Well, it’s
been a long time since I had the chance (let’s say priority) to write on my
blog. The last year I worked with many terrific people in different projects
and initiatives. Interesting thing: all the topics, all the ideas, all the
discussions ended up around innovation and creativity.
There is the innovation startup scene. Young and fast going ideas, supported by the crowed; getting fast feedback from the crowd, open innovation, crowd sourcing; leaving the conservative, by risk and distrust marked path from hardcore business case towards lightweight approaches of lean startup.
There is
the effect in agile organizations that the ever and ever fast turning wheel of
sprints is killing creative thinking. The horizon of everything is the next
sprint review. Mid-term and long term value creation in form of ideas turning
into innovation is claimed to be dying in this agile type of ecosystem. In
sports nobody is able to chain up sprint by sprint by sprint by sprint by …
well you got the idea… without drain in the end.
Product development
is an evergreen. Problem is: There are so many ideas around in the heads of the
crowd of terrific individuals in our companies – but money is limited. The
lifecycle of ideas – starting in the heads of a group of creative thinking
people, maybe at a beer in the evening, maybe under the shower – this lifecycle
of ideas needs a new kind of hotbed under the reality of turning agile, the culture
of generation Y, social media and changing views on what intellectual property is
in society. Interesting is that producing good and many ideas is not an issue. Making
ideas visible is the point. To culture and age ideas is the point. To make them
visible and tangible towards maturity is the point. To turn ideas into innovation
is the point. To invest into the top two or three best innovation proposals is
the point. To throw away very good ideas and proposals is the point.

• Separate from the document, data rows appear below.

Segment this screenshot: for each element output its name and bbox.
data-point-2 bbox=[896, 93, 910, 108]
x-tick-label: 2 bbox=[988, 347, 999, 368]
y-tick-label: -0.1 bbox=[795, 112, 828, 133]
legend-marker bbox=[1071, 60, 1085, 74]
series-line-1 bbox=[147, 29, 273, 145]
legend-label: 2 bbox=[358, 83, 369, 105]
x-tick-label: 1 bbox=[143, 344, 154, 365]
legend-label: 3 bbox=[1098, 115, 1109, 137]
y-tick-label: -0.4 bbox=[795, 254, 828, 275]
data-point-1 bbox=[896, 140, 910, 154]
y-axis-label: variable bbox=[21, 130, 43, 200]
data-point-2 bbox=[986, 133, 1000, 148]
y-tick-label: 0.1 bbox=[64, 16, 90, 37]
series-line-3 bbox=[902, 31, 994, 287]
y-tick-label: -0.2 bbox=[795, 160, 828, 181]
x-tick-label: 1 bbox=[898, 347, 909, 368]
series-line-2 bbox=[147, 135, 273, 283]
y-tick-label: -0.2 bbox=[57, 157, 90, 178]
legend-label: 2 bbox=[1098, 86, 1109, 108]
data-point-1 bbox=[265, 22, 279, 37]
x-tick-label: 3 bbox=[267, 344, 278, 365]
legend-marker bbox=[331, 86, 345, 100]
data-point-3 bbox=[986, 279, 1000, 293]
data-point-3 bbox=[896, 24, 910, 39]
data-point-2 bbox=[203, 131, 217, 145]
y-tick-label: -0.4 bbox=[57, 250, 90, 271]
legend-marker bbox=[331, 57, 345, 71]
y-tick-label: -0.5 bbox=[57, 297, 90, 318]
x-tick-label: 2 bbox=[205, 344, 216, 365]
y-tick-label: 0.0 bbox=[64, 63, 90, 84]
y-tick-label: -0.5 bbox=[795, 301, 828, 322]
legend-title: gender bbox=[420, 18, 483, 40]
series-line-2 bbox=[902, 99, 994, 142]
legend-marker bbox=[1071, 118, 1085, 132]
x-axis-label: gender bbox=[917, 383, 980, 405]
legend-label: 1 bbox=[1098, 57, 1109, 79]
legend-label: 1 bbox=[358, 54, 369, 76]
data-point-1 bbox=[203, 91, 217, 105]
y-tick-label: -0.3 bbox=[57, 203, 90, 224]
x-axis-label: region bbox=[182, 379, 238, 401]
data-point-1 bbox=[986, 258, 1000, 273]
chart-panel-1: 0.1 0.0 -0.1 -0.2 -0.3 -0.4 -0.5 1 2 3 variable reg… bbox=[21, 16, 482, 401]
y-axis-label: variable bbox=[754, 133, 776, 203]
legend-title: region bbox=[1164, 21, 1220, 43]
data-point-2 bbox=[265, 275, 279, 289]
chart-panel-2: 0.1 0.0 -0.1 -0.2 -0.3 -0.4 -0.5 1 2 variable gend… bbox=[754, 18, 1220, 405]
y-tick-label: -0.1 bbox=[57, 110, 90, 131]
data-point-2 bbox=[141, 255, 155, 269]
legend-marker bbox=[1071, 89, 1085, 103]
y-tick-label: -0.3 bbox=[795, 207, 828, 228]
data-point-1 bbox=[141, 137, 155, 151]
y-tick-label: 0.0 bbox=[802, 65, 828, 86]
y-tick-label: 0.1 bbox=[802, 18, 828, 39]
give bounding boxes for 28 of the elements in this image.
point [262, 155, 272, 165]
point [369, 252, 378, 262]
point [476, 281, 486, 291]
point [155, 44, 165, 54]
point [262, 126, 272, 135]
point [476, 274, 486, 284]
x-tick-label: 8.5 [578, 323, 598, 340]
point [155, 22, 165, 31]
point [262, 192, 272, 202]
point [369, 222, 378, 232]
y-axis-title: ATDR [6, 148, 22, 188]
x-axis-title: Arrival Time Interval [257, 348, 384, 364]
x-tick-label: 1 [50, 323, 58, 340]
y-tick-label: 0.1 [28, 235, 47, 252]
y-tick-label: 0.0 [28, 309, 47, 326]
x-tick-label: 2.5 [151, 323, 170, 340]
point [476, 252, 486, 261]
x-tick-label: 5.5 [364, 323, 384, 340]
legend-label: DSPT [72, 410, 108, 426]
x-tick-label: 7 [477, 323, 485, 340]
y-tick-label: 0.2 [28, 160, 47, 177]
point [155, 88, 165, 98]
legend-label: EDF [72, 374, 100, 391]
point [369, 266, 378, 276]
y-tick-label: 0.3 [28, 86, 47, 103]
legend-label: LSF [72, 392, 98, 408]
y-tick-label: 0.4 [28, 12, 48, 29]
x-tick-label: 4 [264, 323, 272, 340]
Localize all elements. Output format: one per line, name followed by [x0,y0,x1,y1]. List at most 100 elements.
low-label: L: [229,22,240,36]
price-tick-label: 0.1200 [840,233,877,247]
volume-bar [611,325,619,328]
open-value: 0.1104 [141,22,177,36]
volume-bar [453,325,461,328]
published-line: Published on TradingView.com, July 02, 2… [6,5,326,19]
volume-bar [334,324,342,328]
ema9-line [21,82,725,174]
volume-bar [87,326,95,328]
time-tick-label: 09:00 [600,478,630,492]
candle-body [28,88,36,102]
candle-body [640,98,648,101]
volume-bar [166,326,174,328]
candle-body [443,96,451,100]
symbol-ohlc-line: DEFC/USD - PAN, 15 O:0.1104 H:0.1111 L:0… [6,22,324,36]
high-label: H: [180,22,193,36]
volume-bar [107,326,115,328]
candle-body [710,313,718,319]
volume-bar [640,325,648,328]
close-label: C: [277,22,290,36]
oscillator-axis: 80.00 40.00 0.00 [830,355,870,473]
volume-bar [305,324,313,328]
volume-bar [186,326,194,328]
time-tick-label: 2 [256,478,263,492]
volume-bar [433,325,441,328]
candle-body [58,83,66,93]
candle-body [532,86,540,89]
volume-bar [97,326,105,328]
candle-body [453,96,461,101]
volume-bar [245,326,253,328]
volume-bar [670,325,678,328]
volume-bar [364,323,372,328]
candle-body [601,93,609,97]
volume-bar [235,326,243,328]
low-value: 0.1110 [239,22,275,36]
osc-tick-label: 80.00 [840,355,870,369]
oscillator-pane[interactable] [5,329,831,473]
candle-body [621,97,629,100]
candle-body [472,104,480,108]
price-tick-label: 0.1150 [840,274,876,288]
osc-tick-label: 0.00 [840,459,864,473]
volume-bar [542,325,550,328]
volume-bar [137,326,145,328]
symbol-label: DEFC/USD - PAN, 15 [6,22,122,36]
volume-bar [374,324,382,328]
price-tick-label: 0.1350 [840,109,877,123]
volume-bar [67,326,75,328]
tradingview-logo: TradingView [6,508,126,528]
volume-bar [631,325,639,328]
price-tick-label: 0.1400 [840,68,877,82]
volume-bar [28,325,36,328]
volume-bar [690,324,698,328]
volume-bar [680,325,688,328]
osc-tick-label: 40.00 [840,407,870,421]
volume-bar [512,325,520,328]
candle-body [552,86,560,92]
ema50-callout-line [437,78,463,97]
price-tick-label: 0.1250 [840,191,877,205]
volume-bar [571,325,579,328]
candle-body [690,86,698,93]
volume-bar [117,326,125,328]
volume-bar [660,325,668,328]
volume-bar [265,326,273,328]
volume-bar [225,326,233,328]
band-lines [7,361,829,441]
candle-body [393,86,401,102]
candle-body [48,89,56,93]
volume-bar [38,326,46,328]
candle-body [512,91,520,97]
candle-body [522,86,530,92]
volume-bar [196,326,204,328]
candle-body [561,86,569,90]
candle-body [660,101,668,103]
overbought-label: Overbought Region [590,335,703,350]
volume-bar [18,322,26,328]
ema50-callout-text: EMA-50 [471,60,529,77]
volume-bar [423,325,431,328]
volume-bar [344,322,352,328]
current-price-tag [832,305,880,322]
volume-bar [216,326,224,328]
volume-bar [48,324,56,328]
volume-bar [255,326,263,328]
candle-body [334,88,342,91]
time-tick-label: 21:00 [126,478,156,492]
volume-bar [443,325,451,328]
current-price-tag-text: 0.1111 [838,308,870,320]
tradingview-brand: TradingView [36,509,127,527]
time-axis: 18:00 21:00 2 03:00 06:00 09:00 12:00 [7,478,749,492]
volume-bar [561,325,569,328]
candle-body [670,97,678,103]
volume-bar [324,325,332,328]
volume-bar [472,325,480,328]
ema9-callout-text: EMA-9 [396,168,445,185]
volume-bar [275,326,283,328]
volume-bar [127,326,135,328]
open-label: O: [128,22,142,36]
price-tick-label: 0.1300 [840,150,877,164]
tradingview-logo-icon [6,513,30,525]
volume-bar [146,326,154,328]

To not
frustrate engaged individuals is the point.
All that
applies not only in the cool and young scene where smartphones and apps are
around, catchword: market driven products. I am convinced that applies as well
in – I hate that word – legacy environments, old school development of products
and services. I am convinced that migrating an existing IT-platform of a large
bank, insurance or telco provider into something that is more handy and
felxible for the business people needs creativity like hell. These environments
are demanding, interesting, complex, so much room to improve! That leads to a
last point: Why are these scenarios not seen as place where creativity and innovation
helps?! Maybe that is a better approach then just cost cutting actions.
Well – to come
to the point: these are the topics that many of my colleagues and me discussed
in different engagements, projects, initiatives, workshops in the last year. I
learned a lot and discovered – at least for me – a lot of new insights,
coherences and interrelations.
So I will start
sharing my personal insights with you starting with a new series I call for
myself Innovation and Creativity matters.
I am convinced:
Innovation and creativity are fundamental elements to be successful. No matter
how the term “successful” is defined in a specific context. We have to discover
new approaches to combine innovation and creativity with speed, time2market,
stress, pressure and limited resources.